On Sept. 24, 2021, NTSB investigators examined impact markings in the track gauge’s center. The steel grating panels had fallen from the clamping work head attachment, as indicated by gouges and scrapes in the crossties and ballast in front of the accident RMM.

The final resting position of the RMM on the track was described in the report: the steel grating panel, still gripped by the clamping work head attachment, was positioned with one end of the panel stuck in the ground directly in front of the RMM, in the center of the track gauge, and the other end extending through the broken front windshield of the RMM.

W.T. Byler prohibited the use of the clamping work head attachment to move steel grating panels as a result of this accident. To move these panels, employees must use a grapple truck. W.T. Byler also revised their safety program to prohibit workers from transporting materials suspended in front of RMM equipment above the track’s centerline. 

According to these rules, operators who use RMMs to transport suspended loads must position the loads over the field side of the track and use tag lines to stabilize the loads. When railroad clearance issues obstruct material movement, rail carts must be used. 

W.T. Byler provided employees with initial and refresher safety training in roadway worker protection regulations. The company hired two railroad safety professionals and contracted with a third-party vendor to provide Occupational Safety and Health Administration fall protection and bridge worker safety training programs. Audits of proper employee credentials and safe working habits are also being conducted by the company, according to the report. 

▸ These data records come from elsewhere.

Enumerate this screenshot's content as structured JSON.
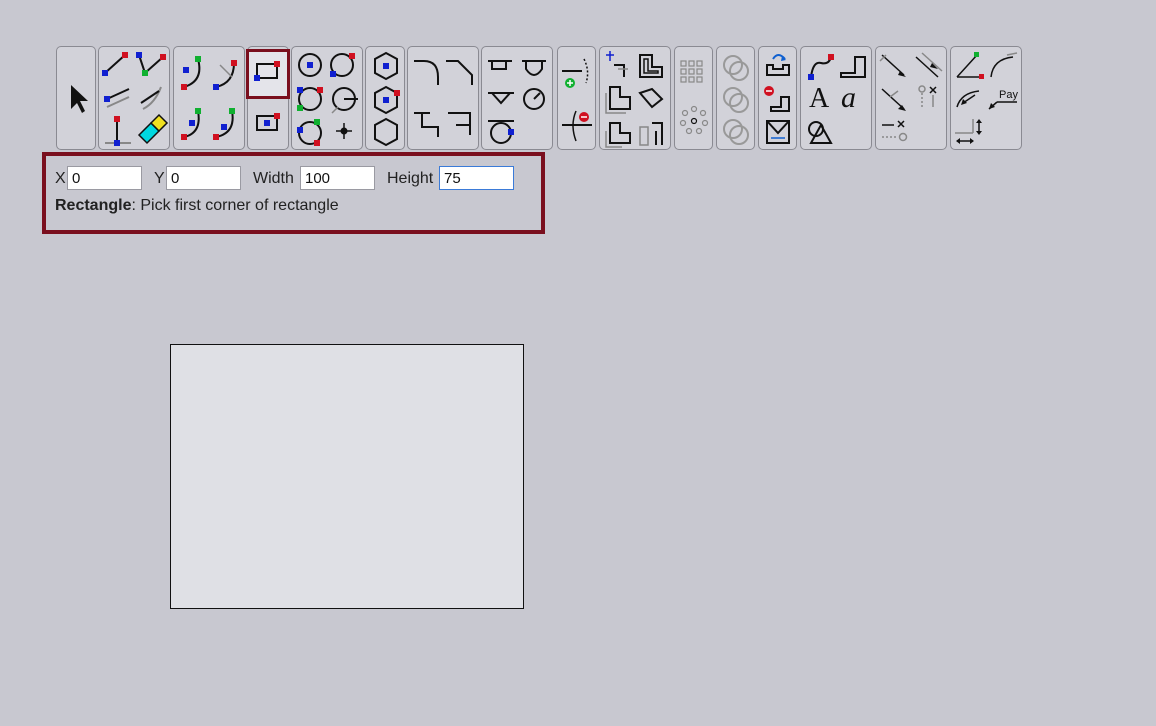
{
  "toolbar": {
    "groups": [
      {
        "name": "select",
        "icons": [
          "select-arrow-icon"
        ]
      },
      {
        "name": "lines",
        "icons": [
          "line-2pt-icon",
          "line-angle-icon",
          "line-parallel-icon",
          "line-tangent-icon",
          "line-perpendicular-icon",
          "eraser-pencil-icon"
        ]
      },
      {
        "name": "arcs",
        "icons": [
          "arc-3pt-icon",
          "arc-tangent-icon",
          "arc-center-icon",
          "arc-end-icon"
        ]
      },
      {
        "name": "rectangles",
        "icons": [
          "rectangle-corner-icon",
          "rectangle-center-icon"
        ]
      },
      {
        "name": "circles",
        "icons": [
          "circle-center-icon",
          "circle-2pt-icon",
          "circle-3pt-icon",
          "circle-radius-icon",
          "circle-tangent-icon",
          "point-icon"
        ]
      },
      {
        "name": "polygons",
        "icons": [
          "hexagon-center-icon",
          "hexagon-vertex-icon",
          "hexagon-edge-icon"
        ]
      },
      {
        "name": "fillets",
        "icons": [
          "fillet-icon",
          "chamfer-icon",
          "corner-trim-icon",
          "corner-extend-icon"
        ]
      },
      {
        "name": "slots",
        "icons": [
          "slot-straight-icon",
          "slot-arc-icon",
          "slot-vee-icon",
          "keyhole-icon",
          "circle-tangent-line-icon"
        ]
      },
      {
        "name": "trim",
        "icons": [
          "extend-add-icon",
          "trim-remove-icon"
        ]
      },
      {
        "name": "offsets",
        "icons": [
          "offset-corner-icon",
          "offset-shape-icon",
          "offset-copy-icon",
          "offset-bend-icon",
          "offset-step-icon",
          "offset-slot-icon"
        ]
      },
      {
        "name": "patterns",
        "icons": [
          "grid-pattern-icon",
          "circular-pattern-icon"
        ]
      },
      {
        "name": "booleans",
        "icons": [
          "union-icon",
          "intersect-icon",
          "subtract-icon"
        ]
      },
      {
        "name": "edit",
        "icons": [
          "move-icon",
          "delete-step-icon",
          "mirror-icon"
        ]
      },
      {
        "name": "text",
        "icons": [
          "spline-icon",
          "pipe-icon",
          "text-a-icon",
          "text-script-icon",
          "shape-overlap-icon"
        ]
      },
      {
        "name": "dimensions",
        "icons": [
          "dim-linear-icon",
          "dim-aligned-icon",
          "dim-angle-icon",
          "dim-point-icon",
          "dim-horizontal-icon",
          "dim-break-icon"
        ]
      },
      {
        "name": "annotations",
        "icons": [
          "angle-icon",
          "radius-icon",
          "arc-length-icon",
          "leader-pay-icon",
          "dim-vertical-icon",
          "dim-extend-icon"
        ]
      }
    ],
    "selected_tool": "rectangle-corner-icon",
    "leader_text": "Pay"
  },
  "command_panel": {
    "x_label": "X",
    "x_value": "0",
    "y_label": "Y",
    "y_value": "0",
    "width_label": "Width",
    "width_value": "100",
    "height_label": "Height",
    "height_value": "75",
    "command_name": "Rectangle",
    "command_prompt": ": Pick first corner of rectangle"
  },
  "canvas": {
    "shapes": [
      "rectangle"
    ]
  },
  "colors": {
    "background": "#c8c8d0",
    "accent_border": "#7a0f1e",
    "point_red": "#d01020",
    "point_blue": "#1020d0",
    "point_green": "#10b030"
  }
}
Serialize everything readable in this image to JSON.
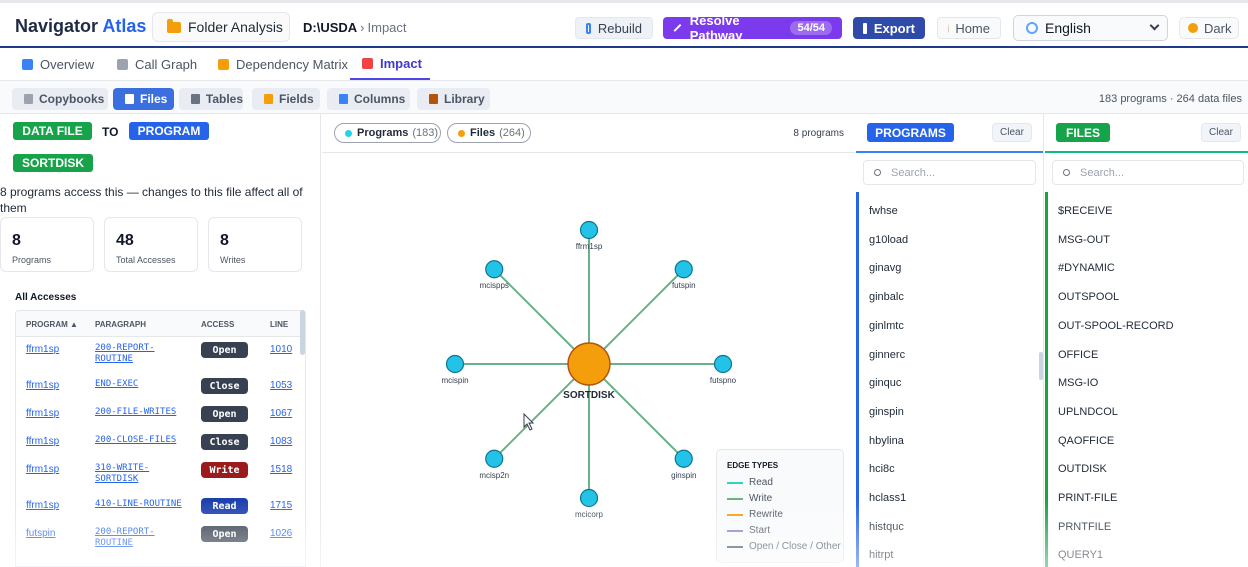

Although the investigation did not determine whether the equipment operator’s cellular phone use contributed to the accident, use of a personal electronic device while operating an RMM is a violation of W.T. Byler’s operating rules. W.T. Byler reiterated this rule to employees, NTSB said. 

The NTSB concluded that the probable cause of the Sept. 22, 2021, accident was the use of a roadway maintenance machine to move a load of steel grating panels suspended in front of the machine with a clamping work head attachment that was not designed for use with such a load.